L’arrêté doit comporter la mention qu’un recours peut être exercé auprès de la cour administrative d’appel de Paris3, dans un délai de 2 mois à compter de la date soit :

  • de la publication de l’arrêté pour les tiers (v. article 6) ;

  • de sa notification, pour les personnes concernées (v. article 7) ;

  • de la fin de l’affichage en mairie, pour les personnes concernées (v. art. 7,dern. al.).

L’arrêté doit enfin reproduire en annexe, et en caractères apparents, les dispositions de l’article 13-1 de la loi du 26 mars 2018 ainsi celles du décret.

Publication de l’arrêté de réquisition (article 6)

L’arrêté de réquisition doit :

  • être publié au recueil des actes administratifs de l’État dans le département ;

  • et faire l’objet d’un avis inséré, par les soins du bénéficiaire de la réquisition et à ses frais, dans deux journaux régionaux ou locaux diffusés dans le département.

Le dossier de la demande est tenu à la disposition du public à la préfecture et à la mairie de la commune dans laquelle est situé le bien réquisitionné.

Notification de l’arrêté de réquisition (article 7)

Le préfet doit notifier, par lettre recommandée avec demande d’avis de réception, l’arrêté :

  • au bénéficiaire de la réquisition ;

  • ainsi qu’au maire de la commune de la situation du terrain ou du bâtiment réquisitionné.

Le bénéficiaire de la réquisition notifie individuellement l’arrêté de réquisition au propriétaire du terrain ou du bâtiment et, le cas échéant, aux locataires, fermiers, titulaires de droits d’emphytéose, d’habitation ou d’usage et bénéficiaires de servitudes, par lettre recommandée avec demande d’avis de réception. Au cas d’indivision, la notification à l’un des indivisaires vaut à l’égard de tous les indivisaires.

Lorsque ces personnes sont inconnues ou à défaut de domicile connu, la notification est remplacée à leur égard par l’affichage pendant un mois d’une ampliation de l’ordre de réquisition à la mairie du lieu de la situation du terrain ou du bâtiment réquisitionné. Le maire établit un certificat d’affichage qui tient lieu d’avis de réception.

Indemnisation de la réquisition (article 8)
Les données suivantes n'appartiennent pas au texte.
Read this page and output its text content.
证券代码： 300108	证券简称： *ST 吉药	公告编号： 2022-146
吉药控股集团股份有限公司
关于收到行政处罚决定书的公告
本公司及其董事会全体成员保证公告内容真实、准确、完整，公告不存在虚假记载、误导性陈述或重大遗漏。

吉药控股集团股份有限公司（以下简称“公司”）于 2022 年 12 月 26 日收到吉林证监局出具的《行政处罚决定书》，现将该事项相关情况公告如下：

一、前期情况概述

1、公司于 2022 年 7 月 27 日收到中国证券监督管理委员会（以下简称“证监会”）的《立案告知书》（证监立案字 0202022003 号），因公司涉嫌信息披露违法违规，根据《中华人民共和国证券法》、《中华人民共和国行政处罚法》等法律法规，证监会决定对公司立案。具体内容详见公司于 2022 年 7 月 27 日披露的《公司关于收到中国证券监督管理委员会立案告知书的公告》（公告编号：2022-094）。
Si le montant de l’indemnité résultant de la fixation judiciaire définitive est supérieur à la somme payée ou consignée par le bénéficiaire de la réquisition avant la prise de possession, le bénéficiaire de la réquisition doit payer ou, en cas d’obstacle au paiement, consigner le surplus dans un délai d’un mois à compter de la date à laquelle la décision judiciaire est devenue définitive.

À défaut, le propriétaire et, le cas échéant, les locataires, fermiers, titulaires de droits d’emphytéose, d’habitation ou d’usage et bénéficiaires de servitudes, mettent le bénéficiaire de la réquisition en demeure de procéder au paiement ou, le cas échéant, à la consignation, par lettre recommandée avec demande d’avis de réception. Copie de cette mise en demeure est adressée au préfet.
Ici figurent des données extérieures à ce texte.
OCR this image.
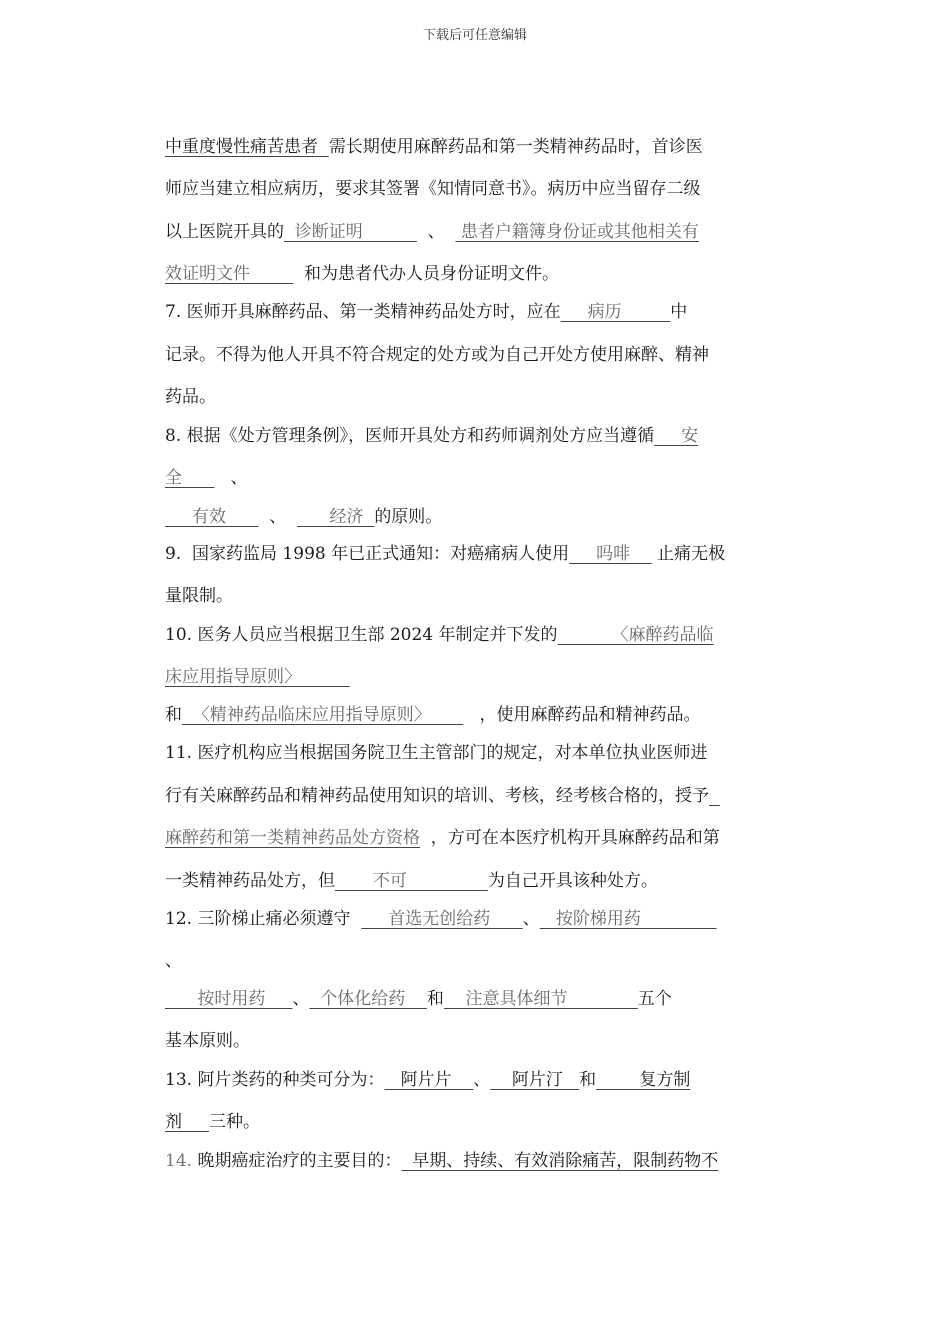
下载后可任意编辑
中重度慢性痛苦患者 需长期使用麻醉药品和第一类精神药品时，首诊医
师应当建立相应病历，要求其签署《知情同意书》。病历中应当留存二级
以上医院开具的  诊断证明            、   患者户籍簿身份证或其他相关有
效证明文件          和为患者代办人员身份证明文件。
7. 医师开具麻醉药品、第一类精神药品处方时，应在     病历         中
记录。不得为他人开具不符合规定的处方或为自己开处方使用麻醉、精神
药品。
8. 根据《处方管理条例》，医师开具处方和药师调剂处方应当遵循     安
全         、
有效        、        经济  的原则。
9.  国家药监局 1998 年已正式通知：对癌痛病人使用     吗啡     止痛无极
量限制。
10. 医务人员应当根据卫生部 2024 年制定并下发的          〈麻醉药品临
床应用指导原则〉
和  〈精神药品临床应用指导原则〉         ，使用麻醉药品和精神药品。
11. 医疗机构应当根据国务院卫生主管部门的规定，对本单位执业医师进
行有关麻醉药品和精神药品使用知识的培训、考核，经考核合格的，授予
麻醉药和第一类精神药品处方资格  ，方可在本医疗机构开具麻醉药品和第
一类精神药品处方，但       不可               为自己开具该种处方。
12. 三阶梯止痛必须遵守       首选无创给药      、   按阶梯用药
、
按时用药     、  个体化给药    和    注意具体细节             五个
基本原则。
13. 阿片类药的种类可分为：   阿片片    、    阿片汀   和        复方制
剂     三种。
14. 晚期癌症治疗的主要目的：  早期、持续、有效消除痛苦，限制药物不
La prise de possession par le bénéficiaire (article 9)

Au moins un mois avant la date de début de la réquisition fixée par l’arrêté, le bénéficiaire doit notifier le jour et l’heure auxquels il entend prendre possession du terrain ou du bâtiment au propriétaire et, le cas échéant, aux locataires, fermiers, titulaires de droits d’emphytéose, d’habitation ou d’usage et bénéficiaires de servitudes, par lettre recommandée avec demande d’avis de réception. Il en informe le préfet.

État des lieux (article 10)

À la prise de possession, un constat de l’état des lieux réquisitionnés, complété s’il y a lieu d’un inventaire descriptif des biens mobiliers, est dressé contradictoirement par les parties.

En cas de désaccord ou en cas d’absence du propriétaire et, le cas échéant, des locataires, fermiers, titulaires de droits d’emphytéose, d’habitation ou d’usage et bénéficiaires de servitudes, il y est procédé par d’huissier aux frais du bénéficiaire.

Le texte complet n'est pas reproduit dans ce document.